02 juin 2008
Projet d'établissement
Le projet d’établissement est l’élément fédérateur de la politique globale de l’établissement. Il a été rendu obligatoire pour tous les établissements scolaires par la loi d’orientation de 1989.
Ce document formalise les orientations, les valeurs et les objectifs éducatifs et pédagogiques de l’établissement, prenant en compte le contexte local de l’établissement et les directives nationales et académiques. Il permet aussi la mise en cohérence d’un ensemble de dispositifs de la politique éducative de l’établissement comme l’accueil et l’information des parents, l’orientation, la pol doc, le suivi individualisé des élèves, l’ouverture sur l’environnement économique, culturel et social, européen et international, l’éducation à la santé, à la citoyenneté et l’EDD.
Il est composé d’une analyse des besoins, des objectifs et axes prioritaires pour l’établissement, déclinés en actions et projets et accompagnés d’indicateurs d’évaluation.
Il est généralement écrit pour une durée de 3 à 5 ans. Elaboré par l’ensemble des acteurs de la communauté éducative, il est présenté par le chef d’établissement au CA qui le vote. Chaque année, il est réactualisé par le CA afin d’obtenir des heures ou des moyens supplémentaires, pour sa réalisation, auprès des autorités académiques ou départementales. La mise en œuvre de la LOLF renforce considérablement son rôle pour l’obtention des moyens financiers.
Sources : Les professeurs documentalistes, collection livre bleu
Vidal, Claudine. Les épreuves orales des CAPES de documentation.
« Politique éducative et projet d’établissement ». http://eduscol.education.fr/D0232/projetetablissement.htm
25 avril 2008
Education prioritaire
1981 : lancement de la politique de l’éducation prioritaire, avec la mise en place de zones d’éducation prioritaires (ZEP), s’appuyant sur une discrimination positive en réponse aux difficultés sociales et scolaires concentrées dans certains établissements (moyens financiers et humains supplémentaires, classes à effectifs plus légers..). Le principal objectif est l’amélioration significative des résultats scolaires.
1997 : la carte des ZEP évolue avec la création des réseaux d’éducation prioritaire (REP). Le pilotage de proximité est favorisé. Chaque ZEP doit élaborer un contrat de réussite reposant sur un diagnostic et décrivant les objectifs précis et les engagements pour la réussite des élèves.

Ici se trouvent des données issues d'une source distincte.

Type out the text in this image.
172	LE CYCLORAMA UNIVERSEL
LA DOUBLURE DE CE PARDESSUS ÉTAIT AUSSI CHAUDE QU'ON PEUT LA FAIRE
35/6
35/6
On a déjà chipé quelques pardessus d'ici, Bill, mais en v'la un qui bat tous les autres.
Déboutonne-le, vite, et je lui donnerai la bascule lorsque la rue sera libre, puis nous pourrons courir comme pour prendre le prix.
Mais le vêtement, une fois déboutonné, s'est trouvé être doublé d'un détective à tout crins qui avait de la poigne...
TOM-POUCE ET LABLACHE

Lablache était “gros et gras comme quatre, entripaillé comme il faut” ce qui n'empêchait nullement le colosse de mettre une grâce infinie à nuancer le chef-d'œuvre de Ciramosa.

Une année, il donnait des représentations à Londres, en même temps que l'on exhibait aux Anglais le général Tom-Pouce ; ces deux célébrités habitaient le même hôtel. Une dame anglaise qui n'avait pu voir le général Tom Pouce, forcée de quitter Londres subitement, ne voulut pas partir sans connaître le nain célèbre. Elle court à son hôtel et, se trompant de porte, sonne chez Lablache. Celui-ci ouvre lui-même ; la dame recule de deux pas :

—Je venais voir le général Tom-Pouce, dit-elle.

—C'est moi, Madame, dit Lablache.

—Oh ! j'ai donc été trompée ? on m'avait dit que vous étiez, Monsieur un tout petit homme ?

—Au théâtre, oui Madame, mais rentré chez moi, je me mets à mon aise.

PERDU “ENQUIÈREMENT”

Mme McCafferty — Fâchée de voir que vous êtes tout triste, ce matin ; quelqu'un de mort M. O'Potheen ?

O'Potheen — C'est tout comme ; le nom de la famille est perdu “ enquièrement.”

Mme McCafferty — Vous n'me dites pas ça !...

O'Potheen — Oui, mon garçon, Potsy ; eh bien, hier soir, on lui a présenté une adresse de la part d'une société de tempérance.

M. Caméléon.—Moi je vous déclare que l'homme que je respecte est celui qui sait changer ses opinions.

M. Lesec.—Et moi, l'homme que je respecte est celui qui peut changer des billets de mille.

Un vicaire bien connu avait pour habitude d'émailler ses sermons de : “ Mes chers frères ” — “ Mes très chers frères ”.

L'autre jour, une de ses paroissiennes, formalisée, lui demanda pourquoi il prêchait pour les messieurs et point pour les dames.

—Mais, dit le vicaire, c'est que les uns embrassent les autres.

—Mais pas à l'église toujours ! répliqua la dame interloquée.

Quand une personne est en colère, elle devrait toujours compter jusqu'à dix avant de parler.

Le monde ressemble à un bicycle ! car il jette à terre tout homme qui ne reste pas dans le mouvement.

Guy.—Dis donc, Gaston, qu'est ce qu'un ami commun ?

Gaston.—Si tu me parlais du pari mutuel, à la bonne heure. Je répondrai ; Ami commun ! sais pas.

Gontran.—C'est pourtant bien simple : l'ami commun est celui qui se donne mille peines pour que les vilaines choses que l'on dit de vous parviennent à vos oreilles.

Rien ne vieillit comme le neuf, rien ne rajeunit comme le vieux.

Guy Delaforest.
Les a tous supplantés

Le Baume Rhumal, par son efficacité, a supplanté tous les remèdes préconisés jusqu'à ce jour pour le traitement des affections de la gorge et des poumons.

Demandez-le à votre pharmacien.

2006 : loi d’orientation et de programme de 2005 : relancement (tous les élèves doivent maîtriser le socle commun). nouvelle carte de l’éducation prioritaire avec une logique de publics et non pas seulement de territoires, carte non figée. 3 degrés d’éducation prioritaire avec des critères nationaux sociaux et scolaires :
- EP1 : écoles et collèges accueillant les publics les plus en difficulté aux niveaux socio-économiques et scolaires (établissements des 249 réseaux « Ambition réussite ») avec moyens renforcés
- EP2 : établissements en zone urbaine accueillant des publics socialement plus hétérogènes et avec difficultés moins importantes (moyens maintenus)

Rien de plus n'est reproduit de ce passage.